Rhodes estimated that the Duck Dash would net between $42,000-$50,000, and praised the Arlington Fourth of July Festival as a whole.

Fireworks

This year marked Loren and Kathryn Murray’s first time coming from their home in Camano Island to see Arlington’s fireworks show.

“Our son is a reserve police officer in Arlington, and he’s been telling us for the past several years that we’ve been missing a pretty spectacular show,” Kathryn Murray said. “We thought we’d try it tonight, especially with such nice weather.”

The Murrays’ son recommended the Arlington fireworks show to his parents based on its display and “relaxing crowd,” something that his father appreciated.

“We’ve done the Seattle thing and fought traffic for hours afterward,” Loren Murray said. “We wanted something a little different this year, without the big crowds.”

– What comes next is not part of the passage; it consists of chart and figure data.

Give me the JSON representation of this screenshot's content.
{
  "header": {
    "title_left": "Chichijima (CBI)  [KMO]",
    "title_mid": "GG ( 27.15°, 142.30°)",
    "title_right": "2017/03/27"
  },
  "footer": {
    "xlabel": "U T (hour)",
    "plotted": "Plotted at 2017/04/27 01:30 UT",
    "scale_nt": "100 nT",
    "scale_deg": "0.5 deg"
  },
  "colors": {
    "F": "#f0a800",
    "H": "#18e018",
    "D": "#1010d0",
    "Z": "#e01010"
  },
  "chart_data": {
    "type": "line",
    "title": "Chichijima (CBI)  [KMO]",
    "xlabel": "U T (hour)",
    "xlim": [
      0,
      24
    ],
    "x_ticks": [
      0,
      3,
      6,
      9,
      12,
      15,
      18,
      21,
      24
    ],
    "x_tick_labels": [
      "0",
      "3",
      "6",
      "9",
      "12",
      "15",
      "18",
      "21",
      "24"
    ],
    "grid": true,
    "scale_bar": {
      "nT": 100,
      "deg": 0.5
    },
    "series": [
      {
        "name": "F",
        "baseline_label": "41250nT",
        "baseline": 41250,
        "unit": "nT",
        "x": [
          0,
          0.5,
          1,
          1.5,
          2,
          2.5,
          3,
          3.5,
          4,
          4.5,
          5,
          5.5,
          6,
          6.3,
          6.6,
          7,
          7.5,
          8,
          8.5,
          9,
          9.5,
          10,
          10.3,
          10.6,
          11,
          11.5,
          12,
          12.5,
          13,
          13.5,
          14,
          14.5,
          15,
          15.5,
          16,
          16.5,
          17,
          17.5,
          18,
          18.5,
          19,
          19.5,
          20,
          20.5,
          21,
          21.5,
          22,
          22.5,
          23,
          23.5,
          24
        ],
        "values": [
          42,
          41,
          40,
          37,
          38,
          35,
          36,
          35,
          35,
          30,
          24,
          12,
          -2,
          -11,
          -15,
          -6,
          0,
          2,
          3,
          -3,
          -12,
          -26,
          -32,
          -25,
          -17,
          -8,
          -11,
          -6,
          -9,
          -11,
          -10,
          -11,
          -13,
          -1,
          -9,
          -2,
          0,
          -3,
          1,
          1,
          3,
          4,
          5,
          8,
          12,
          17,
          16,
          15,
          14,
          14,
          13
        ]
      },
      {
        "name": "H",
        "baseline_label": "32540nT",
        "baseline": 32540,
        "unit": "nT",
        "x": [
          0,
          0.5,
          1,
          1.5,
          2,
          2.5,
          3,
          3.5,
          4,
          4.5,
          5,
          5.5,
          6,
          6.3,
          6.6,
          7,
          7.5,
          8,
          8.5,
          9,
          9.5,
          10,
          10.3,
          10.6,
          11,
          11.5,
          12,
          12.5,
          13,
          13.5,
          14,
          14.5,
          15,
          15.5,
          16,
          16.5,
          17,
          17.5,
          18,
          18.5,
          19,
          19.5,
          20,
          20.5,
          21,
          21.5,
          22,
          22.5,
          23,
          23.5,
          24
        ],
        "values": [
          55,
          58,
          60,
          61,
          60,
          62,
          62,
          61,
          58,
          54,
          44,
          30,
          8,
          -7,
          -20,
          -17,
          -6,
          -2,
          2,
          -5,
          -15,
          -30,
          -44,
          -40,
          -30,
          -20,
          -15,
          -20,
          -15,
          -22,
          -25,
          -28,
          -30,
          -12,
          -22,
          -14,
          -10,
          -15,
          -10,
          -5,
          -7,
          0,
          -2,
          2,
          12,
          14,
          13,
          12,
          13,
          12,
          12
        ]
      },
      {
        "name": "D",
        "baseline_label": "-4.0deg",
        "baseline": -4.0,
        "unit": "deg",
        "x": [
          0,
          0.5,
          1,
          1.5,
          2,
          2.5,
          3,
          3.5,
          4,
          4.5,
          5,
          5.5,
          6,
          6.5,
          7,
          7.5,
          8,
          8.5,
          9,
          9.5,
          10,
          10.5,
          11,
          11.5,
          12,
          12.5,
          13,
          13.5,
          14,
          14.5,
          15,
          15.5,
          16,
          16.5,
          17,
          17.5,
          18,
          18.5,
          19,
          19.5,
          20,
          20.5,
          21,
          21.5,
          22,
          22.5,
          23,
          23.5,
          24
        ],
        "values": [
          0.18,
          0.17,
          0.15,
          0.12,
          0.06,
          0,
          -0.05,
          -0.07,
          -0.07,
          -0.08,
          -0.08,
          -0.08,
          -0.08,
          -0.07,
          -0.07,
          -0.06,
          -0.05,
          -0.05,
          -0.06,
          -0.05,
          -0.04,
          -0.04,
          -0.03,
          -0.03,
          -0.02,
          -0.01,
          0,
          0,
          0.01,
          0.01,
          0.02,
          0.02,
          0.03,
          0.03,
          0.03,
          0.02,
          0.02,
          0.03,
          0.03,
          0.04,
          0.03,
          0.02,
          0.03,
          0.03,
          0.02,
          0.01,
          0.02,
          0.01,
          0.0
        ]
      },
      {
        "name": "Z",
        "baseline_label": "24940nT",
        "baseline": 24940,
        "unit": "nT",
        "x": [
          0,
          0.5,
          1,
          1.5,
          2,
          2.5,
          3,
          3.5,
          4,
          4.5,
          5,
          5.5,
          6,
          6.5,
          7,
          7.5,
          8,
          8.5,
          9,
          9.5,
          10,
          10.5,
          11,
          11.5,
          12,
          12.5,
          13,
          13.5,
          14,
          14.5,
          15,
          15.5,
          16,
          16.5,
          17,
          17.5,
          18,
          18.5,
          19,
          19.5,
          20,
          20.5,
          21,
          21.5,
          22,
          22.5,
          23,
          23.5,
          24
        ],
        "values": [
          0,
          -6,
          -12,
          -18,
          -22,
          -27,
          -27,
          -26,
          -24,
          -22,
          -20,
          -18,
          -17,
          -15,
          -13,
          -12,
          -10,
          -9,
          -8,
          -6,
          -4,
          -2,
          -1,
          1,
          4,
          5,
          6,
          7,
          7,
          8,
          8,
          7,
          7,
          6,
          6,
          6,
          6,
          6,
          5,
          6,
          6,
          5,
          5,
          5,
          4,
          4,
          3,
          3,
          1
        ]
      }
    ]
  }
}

William Frankhouser of Arlington has only been married “a few years,” and the Arlington Fourth of July Festival, including the fireworks show, has been a family tradition for three of those years.

The fireworks show marks the conclusion of each year’s Frankhouser family celebration of the Fourth of July, which begins with a barbecue at home, followed by a trip to the Grand Parade.

“I like that they keep it local,” Frankhouser said of the Grand Parade. “Sometimes it’s a little eccentric, but it’s fun to see the John Deere tractors and all the little kids running around.”

Frankhouser is a member of the Arlington-Smokey Point Chamber of Commerce, and donated $50 toward this year’s fireworks show through the Chamber.

“I enjoy that Arlington puts the money and volunteers into putting together a family event for everyone,” Frankhouser said.